The court held that influence over the affairs of the LLP that lacks an identifiable contractual source in the specified rights and duties is excluded from consideration of the kind of influence which counts (although it held this kind of influence remains material in deciding whether influence that does qualify for the salaried member rules is significant when assessed in light of all types of influence).
It also held that the requisite influence must be exerted over the affairs of the partnership as a whole and in the wider context of the group rather than just a part of it (in line with HMRC's longstanding view of how Condition B should be interpreted).
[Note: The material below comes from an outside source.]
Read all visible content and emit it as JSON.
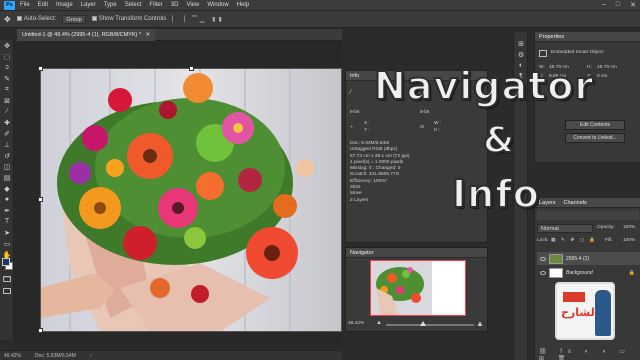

A focus on decision-making at a strategic level, rather than on how individual members perform their duties in conducting the business, seemed to the court to accord better with the basic purpose of Condition B.
Osborne Clarke comment
While the case has not yet reached its conclusion – as the FTT must remake the decision based on the Court of Appeal's narrower interpretation (and the case could still be appealed to the Supreme Court) – the judgment reduces the circumstances in which a member may be considered to have significant influence.
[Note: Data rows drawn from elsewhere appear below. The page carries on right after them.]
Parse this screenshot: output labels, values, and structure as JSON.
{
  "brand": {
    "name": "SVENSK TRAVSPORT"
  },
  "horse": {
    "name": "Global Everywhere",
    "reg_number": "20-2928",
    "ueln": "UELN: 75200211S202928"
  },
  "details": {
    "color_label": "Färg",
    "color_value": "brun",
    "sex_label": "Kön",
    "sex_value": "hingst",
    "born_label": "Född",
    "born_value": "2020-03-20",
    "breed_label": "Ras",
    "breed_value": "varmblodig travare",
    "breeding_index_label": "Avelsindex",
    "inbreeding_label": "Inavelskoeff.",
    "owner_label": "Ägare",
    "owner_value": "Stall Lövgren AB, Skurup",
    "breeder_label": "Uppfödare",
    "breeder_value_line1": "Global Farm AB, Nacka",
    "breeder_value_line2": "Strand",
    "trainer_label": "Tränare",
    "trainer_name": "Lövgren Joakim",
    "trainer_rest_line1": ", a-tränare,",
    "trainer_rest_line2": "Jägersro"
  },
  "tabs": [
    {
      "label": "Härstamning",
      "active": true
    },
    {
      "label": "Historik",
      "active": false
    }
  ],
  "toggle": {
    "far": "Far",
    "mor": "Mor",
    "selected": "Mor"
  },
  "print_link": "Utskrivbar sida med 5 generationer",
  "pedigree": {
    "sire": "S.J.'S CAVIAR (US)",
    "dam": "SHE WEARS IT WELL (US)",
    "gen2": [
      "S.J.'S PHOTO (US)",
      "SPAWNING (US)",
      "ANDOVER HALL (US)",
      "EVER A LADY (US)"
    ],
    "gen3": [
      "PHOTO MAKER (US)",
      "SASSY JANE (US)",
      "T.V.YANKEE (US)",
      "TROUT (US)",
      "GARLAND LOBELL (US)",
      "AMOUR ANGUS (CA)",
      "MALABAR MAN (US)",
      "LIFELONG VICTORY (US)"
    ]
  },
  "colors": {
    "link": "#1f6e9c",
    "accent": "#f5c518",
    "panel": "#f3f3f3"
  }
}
Given the new focus on the requirement for significant influence to be grounded in the legal rights and duties of members, it would be worth LLPs undertaking a health check of those arrangements that rely on falling outside of Condition B to ensure that the partner's significant influence is embedded in the LLP agreement (given the narrow interpretation of this which historically has never been HMRC's position).
Further clarity may be provided around Condition B as the case progresses to its conclusion, as the Court of Appeal judgment appears out of kilter with market practice, which is based on HMRC guidance of the rules.